Nathan Legend : Nathaniel Legendre alias Nathan Legend lorsque je reviens aux super-héros (et aussi parce que je suis un gros prétentieux). Legendre sur la couv’ des albums franco-belge lorsque j’en suis le scénariste et Nathaniel lorsque j’en suis le dessinateur. J’ai débuté en bande-dessinée parce que mes parents ont laissé faire. C’était la fin des années 70, il y avait encore du laxisme. Il ne faut pas leur en vouloir…

Quelles sont vos influences ?
Danny Rhodes : En ce qui concerne mes influences, il faut savoir que j'ai découvert les comics assez tard, lorsque j'étais au lycée. Bien évidemment je connaissais tous ces super-héros issus de la culture comics, mais je ne m'étais jamais réellement penché dessus. Et puis la première fois que j'ai ouvert un Spider-Man, j'ai rapidement découvert un nouvel univers, univers que j'ai tout de même survolé. Je me rappelle que je n'ai jamais réellement pris le temps de lire les numéros que j'achetais. Ce qui était important pour moi ? Les dessins, comme si la narration visuelle, le découpage du récit, devait me suffire à suivre l'histoire. C'est donc en me penchant plus intensément sur ce travail graphique, que j'ai découvert ces artistes qui deviendront mes influences principales. Je ne pourrais évidemment cacher à personne l'influence majeure qu'a Jim Lee sur mon travail, et je pense que certains de mes traits trahissent franchement cette inspiration (rire !). Bien entendu il y a d'autres artistes que j'affectionne particulièrement ─ et dont j'essai d'analyser le trait pour pouvoir construire mon propre style ─ des artistes comme Olivier Coipel, Gary Frank, Greg Capullo, ou même cet artiste qui oeuvre principalement sur le net et que je trouve exceptionnellement talentueux, Guile Sharp !
Nathan Legend : Il y a quelques années encore, j’aurais volontiers répondu, Humberto Ramos, Duncan Rouleau, Todd Nauck ou David Lafuente, mais j’ai petit à petit perdu tout attrait pour les publications US, particulièrement depuis la démultiplication des adaptations ciné.
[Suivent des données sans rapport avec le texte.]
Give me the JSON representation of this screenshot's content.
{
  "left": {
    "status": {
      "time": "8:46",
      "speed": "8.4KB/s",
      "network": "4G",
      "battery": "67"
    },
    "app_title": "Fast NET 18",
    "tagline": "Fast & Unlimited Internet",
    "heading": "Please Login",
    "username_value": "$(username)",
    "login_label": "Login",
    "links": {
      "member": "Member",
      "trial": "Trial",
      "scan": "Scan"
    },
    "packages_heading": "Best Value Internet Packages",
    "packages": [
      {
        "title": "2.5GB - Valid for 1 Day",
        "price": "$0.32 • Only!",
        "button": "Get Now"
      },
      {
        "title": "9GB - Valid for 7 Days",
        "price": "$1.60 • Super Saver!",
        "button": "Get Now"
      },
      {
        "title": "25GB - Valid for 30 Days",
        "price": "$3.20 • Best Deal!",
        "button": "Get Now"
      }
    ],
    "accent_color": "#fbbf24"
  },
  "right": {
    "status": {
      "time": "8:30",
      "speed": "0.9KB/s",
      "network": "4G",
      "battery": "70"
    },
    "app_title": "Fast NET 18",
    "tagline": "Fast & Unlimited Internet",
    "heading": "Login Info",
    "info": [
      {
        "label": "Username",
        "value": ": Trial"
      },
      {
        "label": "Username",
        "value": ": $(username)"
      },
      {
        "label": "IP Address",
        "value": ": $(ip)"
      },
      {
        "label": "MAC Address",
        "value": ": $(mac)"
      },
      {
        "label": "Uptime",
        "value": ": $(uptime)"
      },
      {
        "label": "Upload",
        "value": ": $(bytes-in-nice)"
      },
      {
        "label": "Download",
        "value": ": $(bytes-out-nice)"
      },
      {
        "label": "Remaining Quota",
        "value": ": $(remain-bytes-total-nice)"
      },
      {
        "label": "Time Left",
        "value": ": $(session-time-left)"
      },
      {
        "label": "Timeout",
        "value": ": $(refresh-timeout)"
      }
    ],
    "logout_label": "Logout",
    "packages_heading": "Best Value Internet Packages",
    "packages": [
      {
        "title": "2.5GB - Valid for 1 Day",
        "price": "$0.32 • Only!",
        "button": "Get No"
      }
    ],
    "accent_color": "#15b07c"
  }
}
J’en suis revenus à mes premiers amours pour le franco-belges. Aujourd’hui, les auteurs que j’admire sont José-Luis Munuera, Bruno Gazzotti, Silvio Camboni, Xavier Fourquemin ou mon mentor, Philippe Luguy… Toutefois, pour les origines du Garde, j’avoue volontiers avoir voulu m’inspirer de Darwyn Cooke … en vain. J’ai très rapidement perdu le fil pour petit à petit lorgner vers le Scorpion de Marini (la virtuosité en moins) … sigh !


Le Garde Républicain Danny Rhodes Terry Stillborn


Comment avez-vous entendu parler du Garde Républicain ?
Danny Rhodes : Je dirai que ce fut "un heureux hasard". Durant l'été 2013, j'ai décidé de me remettre au dessin ─ en effet, je n'avais plus dessiné depuis 2002, déformé par mes études en infographie, privilégiant donc le travail assisté par ordinateur ─ je me suis alors équipé d'une Cintiq 24HD, qui me permettrait d'allier le dessin à mes compétences numériques, et ai entrepris de chercher un peu partout sur le net, des sources d'inspirations diverses et variées pour "me faire la main" et me remettre tranquillement au crayon (ou au stylet). Je ne sais plus exactement ce qui m'a conduit à découvrir Le Garde, mais quel qu'en soit le chemin emprunté, j'ai fini par tomber sur une page facebook "Le Garde Républicain".
Nathan Legend : Hhhmmm …. Quand je prenais un plaisir fou à réinventer les personnages Hexagon et Cie pour le compte de JM-Lo (ndla : Jean-Marc Lofficier) et le staff créa-pocket. Le Garde avait fait une brève apparition dans une histoire courte dessinée par JJ Dzialowski. Et comme Jean-Jacques est un piètre, j’ai essayé de donner à ce personnage un look un peu plus « burné ». Le fait est que ce n’est pas celui que Thierry a retenu parce que lui aussi n’a aucune goût ! lol

Qu'est-ce qui vous a plu dans le concept du Garde Républicain ?
Danny Rhodes : Dès lors que j'ai découvert le Garde sur sa page facebook, j'ai pu constater en engouement particulier autour de ce personnage. Il y avait des galeries entières de "fan arts", tous plus convaincant les uns que les autres, qui semblaient presque être des invitations à produire ma version du Garde, à participer moi aussi à l'aventure, invitation à laquelle je n'ai pas résisté bien longtemps (rire !)
Nathan Legend : En 1996, lorsque j’ai fondé Sugar Comga, l’objectif était de rassembler des auteurs autour d’un univers et de personnages communs. La sauce n’a jamais vraiment prise car la bonne recette (pourtant simple) était sensiblement différente : Il fallait définir un rôle et un titre transmissible pour un héros, afin de permettre à chaque auteur de s’exprimer sans contrainte. Thierry a eu cette intelligence et je le hais pour ça. J’ai donc décidé d’infiltrer sa team pour tenter de la détruire de l’intérieur… niark niark niark !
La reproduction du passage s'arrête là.